Filter stop words in simple_query_string

Hi,
I have an index named news_headline with such mapping:

{
  "mappings": {
    "properties": {
      "authors": {
        "type": "text"
      },
      "category": {
        "type": "keyword"
      },
      "date": {
        "type": "date",
        "format": "iso8601"
      },
      "headline": {
        "type": "text"
      },
      "link": {
        "type": "keyword"
      },
      "short_description": {
        "type": "text"
      }
    }
  }
}

for example, consider the query below:

GET news_headlines/_search
{
  "query": {
    "simple_query_string" : {
        "query": "\"shape of you\" a song of Ed ",
        "fields": ["headline^2", "short_description"],
    }
  }
} 

How can I apply stop word on the query? I want to filter such words like a and of (the one that is out of double quotes).

The desired query response should be same as such query:

GET news_headlines/_search
{
  "query": {
    "simple_query_string" : {
        "query": "\"shape of you\" song Ed",
        "fields": ["headline^2", "short_description"],
    }
  }
} 

note that the of in the shape of you is still there!

Thanks in advance.

Hi @jahedi

Do you want to apply a stop words filter on the query? Why wouldn't using an analyzer with the stopwords filter work?

How can i use analyzer in this case? Can you help me?
I tried to add a analyzer named custom_english to my index like this:

"analysis": {
          "analyzer": {
            "custom_english": {
              "type": "standard",
              "stopwords": "_english_"
            }
          }
        },

So now the complete settings of this index is like this:

{
  "news_headlines": {
    "settings": {
      "index": {
        "routing": {
          "allocation": {
            "include": {
              "_tier_preference": "data_content"
            }
          }
        },
        "number_of_shards": "1",
        "provided_name": "news_headlines",
        "creation_date": "1720937104190",
        "analysis": {
          "analyzer": {
            "custom_english": {
              "type": "standard",
              "stopwords": "_english_"
            }
          }
        },
        "number_of_replicas": "1",
        "uuid": "_V_MthiiR8-s_Ksor1WqXQ",
        "version": {
          "created": "8503000"
        }
      }
    }
  }
}

After adding the analyzer I tried to query like this:

GET news_headlines/_search
{
  "query": {
    "simple_query_string" : {
        "query": "\"shape of you\" a song of Ed ",
        "fields": ["headline^2", "short_description"],
        "analyzer": "custom_english"
    }
  }
} 

but didin't work. and the of inside the shape of you was eliminated and that is not i want.

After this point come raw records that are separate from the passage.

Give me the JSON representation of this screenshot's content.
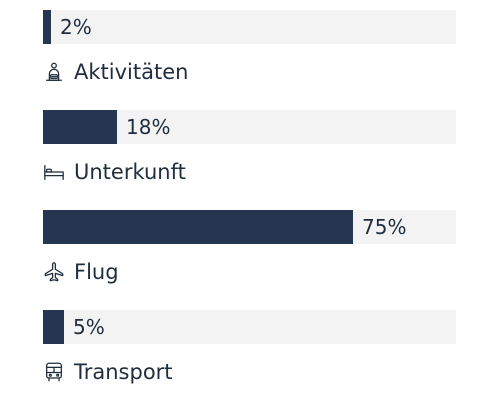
{
  "colors": {
    "bar_fill": "#253750",
    "bar_track": "#f3f3f3",
    "text": "#1f2d3d"
  },
  "items": [
    {
      "label": "Aktivitäten",
      "percent_text": "2%",
      "value": 2,
      "icon": "activities-icon"
    },
    {
      "label": "Unterkunft",
      "percent_text": "18%",
      "value": 18,
      "icon": "bed-icon"
    },
    {
      "label": "Flug",
      "percent_text": "75%",
      "value": 75,
      "icon": "airplane-icon"
    },
    {
      "label": "Transport",
      "percent_text": "5%",
      "value": 5,
      "icon": "bus-icon"
    }
  ]
}
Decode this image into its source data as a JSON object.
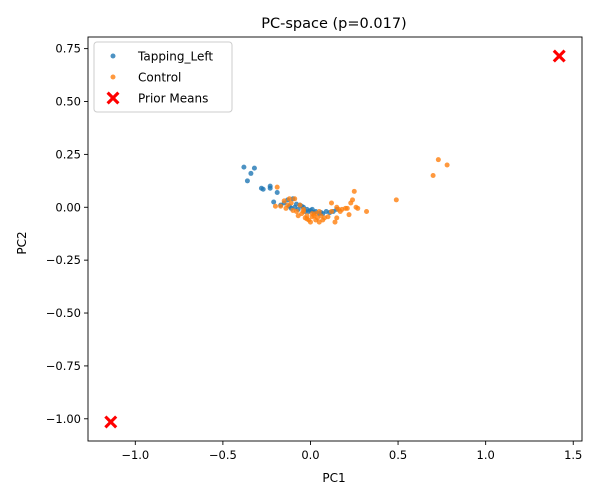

The analyzer needs to be applied at index time. Which means it needs to be set when you create the index within the mapping section on each field where you want to use it.

It would be something like this described below. You define the analyzer using stop words and all data will be indexed without stop words in English.
When you run the query, your term will eliminate stop words.
For example, if you search just for "of" you will not have any results because this filter was applied in the indexing.

PUT idx_test
{
  "settings": {
    "analysis": {
      "analyzer": {
        "custom_english": {
          "type": "standard",
          "stopwords": "_english_"
        }
      }
    }
  },
  "mappings": {
    "properties": {
      "headline": {
        "type": "text",
        "analyzer": "custom_english"
      }
    }
  }
}
1 Like

Nice. Thanks a lot. It worked!